The view is shared by other British journalists. Michael Elliott, former Washington bureau chief for the Economist and now an editor at large for Time magazine, said in a talk at Columbia University in 1998 that for all the great writing in British newspapers, he had little confidence he was reading much in the way of reporting.
The problem is primarily economic. Britain is the most competitive news market in the world, and news reporting -- especially international reporting -- is pretty darned expensive compared to columns about the travails of gaining or losing weight (step forward "Bridget Jones's Diary"). "Executives did sums," wrote former Independent Sunday editor Ian Jack in his 1998 introduction to "The Granta Book of Reportage." And their cost-benefit analysis was ultimately driven by what Jack called "the specter of the reader's boredom, the viewer's lassitude."

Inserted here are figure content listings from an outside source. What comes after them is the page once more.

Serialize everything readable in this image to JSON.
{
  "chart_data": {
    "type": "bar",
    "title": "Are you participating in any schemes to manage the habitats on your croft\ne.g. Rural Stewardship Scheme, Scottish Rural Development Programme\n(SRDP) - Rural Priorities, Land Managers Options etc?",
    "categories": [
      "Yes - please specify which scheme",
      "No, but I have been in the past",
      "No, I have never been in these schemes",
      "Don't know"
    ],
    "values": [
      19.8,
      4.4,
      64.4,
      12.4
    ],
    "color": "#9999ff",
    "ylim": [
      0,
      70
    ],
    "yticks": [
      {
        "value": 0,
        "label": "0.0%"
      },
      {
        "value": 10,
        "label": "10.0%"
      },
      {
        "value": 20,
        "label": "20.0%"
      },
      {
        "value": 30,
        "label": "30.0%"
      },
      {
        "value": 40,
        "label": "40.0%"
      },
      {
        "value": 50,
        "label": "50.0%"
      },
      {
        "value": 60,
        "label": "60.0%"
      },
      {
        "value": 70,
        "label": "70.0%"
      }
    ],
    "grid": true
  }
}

"'Stories are important because they sell newspapers; therefore they will be bought, stolen, distorted, spun, sentimentalized, over-dramatized and should all else fail invented to woo a public which has 10 national dailies to choose from, and another nine on a Sunday," he wrote. Only the Financial Times has kept faith with the kind of straight reporting that gave the New York Times its chill authority. Otherwise, Britain has succumbed to a media culture that "places a high premium on excitement, controversy and sentimentality, in which information takes second place to the opinions it arouses." Even the BBC has suffered, according to a critical Atlantic Monthly assessment by Geoffrey Wheatcroft, who argued that a decade of bad management and a fragmented British television market have contributed to a decline in standards and resources.
Perhaps the most illuminating criticism of the new wave of online Anglophiles comes in the form of praise for American news values by Guardian reporter Gary Younge. In 1996, he wrote in glowing terms about the volume of reporting he was required to do and the level of editing he was subjected to during a three-month exchange program at the Washington Post. At first it was a "culture shock," he wrote, especially "for a British journalist reared on the staple diet of 'Don't let the facts get in the way of a good story.'" But "when your piece was finished, you felt you had produced the definitive work on the subject."
Journalism, by definition, is not definitive; it can only be a rough draft of history. Nevertheless, some drafts are more thorough than others. As Younge told Guardian readers in Britain, "thoroughness is American journalism's stock in trade and sometimes, clearly, they can be overzealous, but anyone looking to use this as an example of the superiority of the British journalistic tradition should turn the page now."